Stelios Pantazopoulos delivered a nice presentation on useful metrics for project health. Because of the health idea, his metaphor was a patient in a hospital and the graphs and metrics were the output of the machines. It worked really well, but it almost seems to have the starting idea that your project is in the hospital. While not as grounded in science, I think a better idea would be to use some sort of holistic, preventative medicine one. The same things can be tracked, but the perspective and positioning changes completely.

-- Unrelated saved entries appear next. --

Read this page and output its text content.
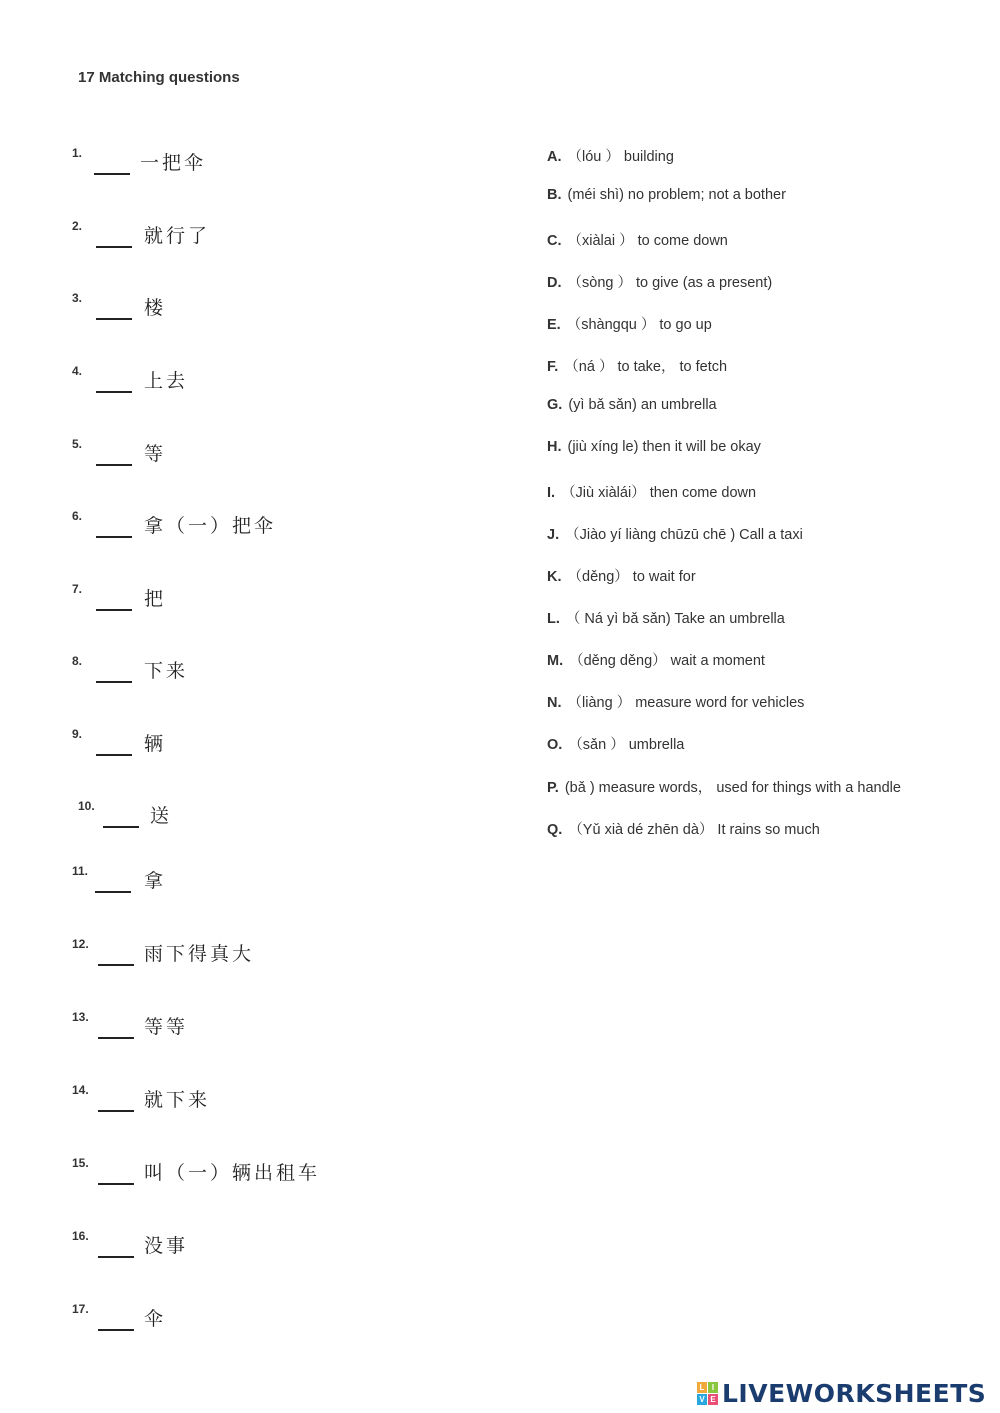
17 Matching questions
1.	一把伞
2.	就行了
3.	楼
4.	上去
5.	等
6.	拿（一）把伞
7.	把
8.	下来
9.	辆
10.	送
11.	拿
12.	雨下得真大
13.	等等
14.	就下来
15.	叫（一）辆出租车
16.	没事
17.	伞
A. （lóu ） building
B. (méi shì) no problem; not a bother
C. （xiàlai ） to come down
D. （sòng ） to give (as a present)
E. （shàngqu ） to go up
F. （ná ） to take， to fetch
G. (yì bǎ sǎn) an umbrella
H. (jiù xíng le) then it will be okay
I. （Jiù xiàlái） then come down
J. （Jiào yí liàng chūzū chē ) Call a taxi
K. （děng） to wait for
L. （ Ná yì bǎ sǎn) Take an umbrella
M. （děng děng） wait a moment
N. （liàng ） measure word for vehicles
O. （sǎn ） umbrella
P. (bǎ ) measure words， used for things with a handle
Q. （Yǔ xià dé zhēn dà） It rains so much
L I
V E LIVEWORKSHEETS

  • Has a chapter on the subject in The Thoughtworks Anthology
  • Metrics need to show how and why a project is on track
  • What you want is simple, quantitative, near real-time metrics
  • PMBOK (apparently) has 4 ‘levers’ which affect a project. I of course didn’t write them down…
  • He adds a 5th: Team
  • The goal of vital sign checks is to bring visibility to all 5 levers
  • The Vital Signs
    • Scope Build Up
    • Current State of Delivery
    • Budget Burn Down
    • Delivery Quality
    • Team Dynamics
  • Make all these public! The last place you want stats like this is buried in a status report. Transparency builds shared team responsibility and trust
  • These metrics (once the framework is in place) should only take 2 – 3 hours per week

Edit: The PMBOK levers are: Budget, Scope, Schedule, Quality. Thanks to Michael Glenn who apparently took better notes than me.